Hi Folks just found that then manually constructin...
# troubleshoot
s
Hi Folks just found that then manually constructing Airflow by
mce_builder.make_data_flow_urn('airflow', dag_id)
dataFlow objects urn does not contain
dataPlatform
, like this:
Copy code
urn:li:dataFlow:(airflow,aws_transforms_sportsbook,prod)
is this an issue or feature? this leads to unable to operate with objects via cli:
--platform airflow
- searches nothing in other hand UI shows object under correct platform
do i need to construct
orchestrator
attribute like urn with
dataPlatform
or same fix should be done in
make_data_flow_urn
additionally
--entity_type dataFlow
searches nothing to
Copy code
dmytro.kulyk@MB-DAT-564087 airflow % datahub delete --env prod --entity_type "dataFlow" -n
[2022-03-19 20:39:49,482] INFO     {datahub.cli.delete_cli:206} - datahub configured with <http://localhost:8080>
[2022-03-19 20:39:49,667] INFO     {datahub.cli.delete_cli:219} - Filter matched 0 entities. Sample: []
Copy code
dmytro.kulyk@MB-DAT-564087 airflow % datahub delete --env prod --entity_type "dataJob" -n 
[2022-03-19 20:40:36,609] INFO     {datahub.cli.delete_cli:206} - datahub configured with <http://localhost:8080>
[2022-03-19 20:40:36,787] INFO     {datahub.cli.delete_cli:219} - Filter matched 0 entities. Sample: []
o
Hi! The resultant platform is expected, we do some coercion to a platform under the hood for the orchestrator field.
Looks like there is a bit of faulty logic in the python script that expects the entity type to match specific strings:
Copy code
if (
        platform is not None
        and entity_type == "dataset"
        or entity_type == "dataflow"
        or entity_type == "datajob"
    ):
if you try it with dataflow or datajob it should work
i.e.
datahub delete --entity_type dataflow --platform airflow
Will get this where it supports case-insensitive: https://github.com/datahub-project/datahub/issues/4461
s
@orange-night-91387 so as far as i understood there is an issue while urn for
dataFlow
generated? and
dataPlatform
needs to be added under the hood? not explicitly when passing to
mce_builder.make_data_flow_urn
o
There is no issue in the Urn creation.
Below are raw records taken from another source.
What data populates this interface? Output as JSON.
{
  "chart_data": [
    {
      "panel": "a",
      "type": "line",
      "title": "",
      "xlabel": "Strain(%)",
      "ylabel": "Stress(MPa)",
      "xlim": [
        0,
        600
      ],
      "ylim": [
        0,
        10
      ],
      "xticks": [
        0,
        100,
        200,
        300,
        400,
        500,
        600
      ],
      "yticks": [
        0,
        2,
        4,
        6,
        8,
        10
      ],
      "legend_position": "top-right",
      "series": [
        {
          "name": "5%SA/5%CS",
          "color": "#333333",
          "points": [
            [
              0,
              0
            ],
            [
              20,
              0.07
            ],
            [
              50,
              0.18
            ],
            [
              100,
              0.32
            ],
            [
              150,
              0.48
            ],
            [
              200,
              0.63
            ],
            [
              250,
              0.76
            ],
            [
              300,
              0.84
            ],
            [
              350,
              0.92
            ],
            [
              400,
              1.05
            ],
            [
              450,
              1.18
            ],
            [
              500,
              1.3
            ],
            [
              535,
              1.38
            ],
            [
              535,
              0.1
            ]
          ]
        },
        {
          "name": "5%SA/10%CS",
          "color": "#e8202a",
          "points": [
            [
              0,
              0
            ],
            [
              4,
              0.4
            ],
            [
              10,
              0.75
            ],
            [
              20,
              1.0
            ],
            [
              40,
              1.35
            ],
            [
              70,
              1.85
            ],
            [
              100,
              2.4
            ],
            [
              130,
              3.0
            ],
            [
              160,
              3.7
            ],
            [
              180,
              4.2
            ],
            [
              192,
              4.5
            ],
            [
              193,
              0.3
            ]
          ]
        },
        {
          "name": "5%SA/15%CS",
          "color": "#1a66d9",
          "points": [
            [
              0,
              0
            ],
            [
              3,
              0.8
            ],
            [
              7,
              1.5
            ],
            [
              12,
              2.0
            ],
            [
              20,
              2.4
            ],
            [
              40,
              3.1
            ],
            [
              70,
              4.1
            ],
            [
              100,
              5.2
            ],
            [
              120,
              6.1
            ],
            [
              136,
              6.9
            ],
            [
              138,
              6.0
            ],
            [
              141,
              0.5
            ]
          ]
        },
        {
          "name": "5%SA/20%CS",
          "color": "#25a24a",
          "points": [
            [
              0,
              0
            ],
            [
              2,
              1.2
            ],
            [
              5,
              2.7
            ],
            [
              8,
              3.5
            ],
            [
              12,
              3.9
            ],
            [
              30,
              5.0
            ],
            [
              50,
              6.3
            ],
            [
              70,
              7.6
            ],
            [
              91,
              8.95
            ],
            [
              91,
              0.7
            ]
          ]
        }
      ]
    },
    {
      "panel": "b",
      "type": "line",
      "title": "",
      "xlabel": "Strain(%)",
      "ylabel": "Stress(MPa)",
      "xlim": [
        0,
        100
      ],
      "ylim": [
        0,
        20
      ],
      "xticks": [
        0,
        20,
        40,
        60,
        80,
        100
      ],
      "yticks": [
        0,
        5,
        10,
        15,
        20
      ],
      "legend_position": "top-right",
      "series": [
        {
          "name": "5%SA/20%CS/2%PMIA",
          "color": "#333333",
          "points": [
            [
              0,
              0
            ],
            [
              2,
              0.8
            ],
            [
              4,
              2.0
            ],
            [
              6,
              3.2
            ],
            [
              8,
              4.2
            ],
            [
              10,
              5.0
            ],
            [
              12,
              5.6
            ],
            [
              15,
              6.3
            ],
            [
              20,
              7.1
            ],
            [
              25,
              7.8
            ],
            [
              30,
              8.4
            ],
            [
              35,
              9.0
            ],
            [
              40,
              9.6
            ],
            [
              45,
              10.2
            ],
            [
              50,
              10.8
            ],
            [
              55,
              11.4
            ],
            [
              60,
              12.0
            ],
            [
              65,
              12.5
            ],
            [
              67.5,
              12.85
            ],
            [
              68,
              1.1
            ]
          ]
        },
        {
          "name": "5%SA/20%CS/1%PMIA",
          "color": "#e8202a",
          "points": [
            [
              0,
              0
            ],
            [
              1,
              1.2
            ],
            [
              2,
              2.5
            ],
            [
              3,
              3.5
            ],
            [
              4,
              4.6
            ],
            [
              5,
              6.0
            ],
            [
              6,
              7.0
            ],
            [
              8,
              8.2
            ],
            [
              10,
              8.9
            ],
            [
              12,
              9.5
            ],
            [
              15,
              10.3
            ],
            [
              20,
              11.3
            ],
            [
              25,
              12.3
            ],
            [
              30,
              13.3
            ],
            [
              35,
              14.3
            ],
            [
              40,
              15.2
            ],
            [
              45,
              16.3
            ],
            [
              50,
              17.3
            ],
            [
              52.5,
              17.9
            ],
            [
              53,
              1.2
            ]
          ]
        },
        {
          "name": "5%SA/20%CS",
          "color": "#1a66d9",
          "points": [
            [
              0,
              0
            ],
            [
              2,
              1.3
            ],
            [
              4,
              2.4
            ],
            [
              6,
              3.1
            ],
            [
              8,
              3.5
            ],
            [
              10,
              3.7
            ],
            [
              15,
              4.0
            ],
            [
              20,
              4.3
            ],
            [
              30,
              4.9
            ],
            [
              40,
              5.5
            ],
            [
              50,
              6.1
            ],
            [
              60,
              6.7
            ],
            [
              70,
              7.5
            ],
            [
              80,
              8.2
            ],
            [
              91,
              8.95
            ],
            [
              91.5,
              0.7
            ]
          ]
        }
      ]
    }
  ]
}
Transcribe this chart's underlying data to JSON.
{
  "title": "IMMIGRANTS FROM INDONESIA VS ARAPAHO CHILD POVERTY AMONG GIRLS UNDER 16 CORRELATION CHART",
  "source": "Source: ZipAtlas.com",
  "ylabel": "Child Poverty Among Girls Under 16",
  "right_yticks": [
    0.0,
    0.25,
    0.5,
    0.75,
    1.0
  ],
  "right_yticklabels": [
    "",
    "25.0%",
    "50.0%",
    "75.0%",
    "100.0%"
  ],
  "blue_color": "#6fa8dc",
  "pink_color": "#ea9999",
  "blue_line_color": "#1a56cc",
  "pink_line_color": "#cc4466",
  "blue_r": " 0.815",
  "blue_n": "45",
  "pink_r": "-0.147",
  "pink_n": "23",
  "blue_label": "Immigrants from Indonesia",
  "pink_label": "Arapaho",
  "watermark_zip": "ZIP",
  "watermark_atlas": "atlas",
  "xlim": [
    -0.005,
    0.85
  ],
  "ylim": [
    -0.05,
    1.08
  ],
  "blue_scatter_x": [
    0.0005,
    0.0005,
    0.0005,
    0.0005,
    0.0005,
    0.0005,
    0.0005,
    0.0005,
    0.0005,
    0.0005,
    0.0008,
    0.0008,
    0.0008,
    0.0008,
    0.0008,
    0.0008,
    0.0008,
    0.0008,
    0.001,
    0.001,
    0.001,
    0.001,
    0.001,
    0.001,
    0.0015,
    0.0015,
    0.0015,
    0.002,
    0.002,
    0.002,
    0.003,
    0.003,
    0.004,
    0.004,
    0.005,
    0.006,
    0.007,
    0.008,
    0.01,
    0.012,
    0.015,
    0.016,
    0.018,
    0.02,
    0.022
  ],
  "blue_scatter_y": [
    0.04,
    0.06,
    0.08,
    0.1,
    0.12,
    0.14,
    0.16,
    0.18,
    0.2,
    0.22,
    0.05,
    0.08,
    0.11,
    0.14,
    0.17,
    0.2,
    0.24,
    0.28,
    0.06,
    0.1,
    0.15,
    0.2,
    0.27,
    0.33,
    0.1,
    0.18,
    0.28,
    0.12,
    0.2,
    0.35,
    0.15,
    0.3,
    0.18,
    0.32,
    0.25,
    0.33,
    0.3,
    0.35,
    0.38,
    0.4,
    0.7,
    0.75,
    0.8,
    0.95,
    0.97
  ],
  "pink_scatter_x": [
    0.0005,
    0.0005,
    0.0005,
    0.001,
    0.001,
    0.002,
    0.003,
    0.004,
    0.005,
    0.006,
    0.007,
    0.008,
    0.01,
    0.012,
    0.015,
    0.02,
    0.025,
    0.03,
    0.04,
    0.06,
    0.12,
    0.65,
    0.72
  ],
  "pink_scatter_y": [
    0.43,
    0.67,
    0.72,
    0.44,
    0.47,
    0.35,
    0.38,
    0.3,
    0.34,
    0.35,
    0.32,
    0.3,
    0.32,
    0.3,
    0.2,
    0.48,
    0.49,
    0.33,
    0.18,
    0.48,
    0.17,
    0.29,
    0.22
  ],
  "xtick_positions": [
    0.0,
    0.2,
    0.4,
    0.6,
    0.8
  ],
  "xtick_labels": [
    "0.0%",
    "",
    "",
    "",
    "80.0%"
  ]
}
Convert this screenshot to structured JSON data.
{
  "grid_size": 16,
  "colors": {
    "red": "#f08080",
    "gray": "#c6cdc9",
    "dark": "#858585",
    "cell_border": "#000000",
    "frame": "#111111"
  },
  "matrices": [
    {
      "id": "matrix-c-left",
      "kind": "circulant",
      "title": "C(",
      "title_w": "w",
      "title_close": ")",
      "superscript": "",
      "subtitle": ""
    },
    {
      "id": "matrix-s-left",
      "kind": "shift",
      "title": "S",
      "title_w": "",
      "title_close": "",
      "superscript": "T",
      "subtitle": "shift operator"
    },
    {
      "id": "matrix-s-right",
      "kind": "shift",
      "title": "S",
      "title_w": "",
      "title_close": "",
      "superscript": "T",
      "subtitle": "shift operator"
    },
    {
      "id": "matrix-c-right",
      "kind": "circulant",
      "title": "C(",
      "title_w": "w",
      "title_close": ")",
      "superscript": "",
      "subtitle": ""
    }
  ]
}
That output is how it is expected to look
The reason your platform based search on the delete_cli failed was because there is an error in the Python script that expects only exact matches "dataflow" and "datajob"
thank you 1
s
how urn for dataFlow should look like? currently i can see as follow: • dataFlow:
urn:li:dataFlow:(airflow,aws_transforms_ams,prod)
• dataJob:
urn:li:dataJob:(urn:li:dataFlow:(airflow,aws_transforms_sportsbook,prod),sportsbook.selection_key)
do these urns should contain
dataPlatform
section as dataset has:
urn:li:dataset:(urn:li:dataPlatform:athena,raw.ams_schema_updated,PROD)
o
Nope, each Urn can have different fields, not all of them have a platform urn. Those ones look right to me 🙂
s
+
h
Hey @shy-parrot-64120, did you ever figure out a workaround to specify a dataPlatform? I have an orchestrator that I want be its own platform… just like airflow. When I create the dataFlow entities, the dataPlatform is not auto created. How should I create this platform and makes sure that the dataFlow points to that platform?
s
Like this. hope this helps
please note that given method using (parsing) our own dag configurations (defuned in yaml for dynamic dag genaration in our orchestration framework) it’s not working with airflow itself directly
h
^ Still doesn’t make sense to me. You’re not explicitly a dataPlatform to the flow. Will the flow be associated with Airflow as a platform?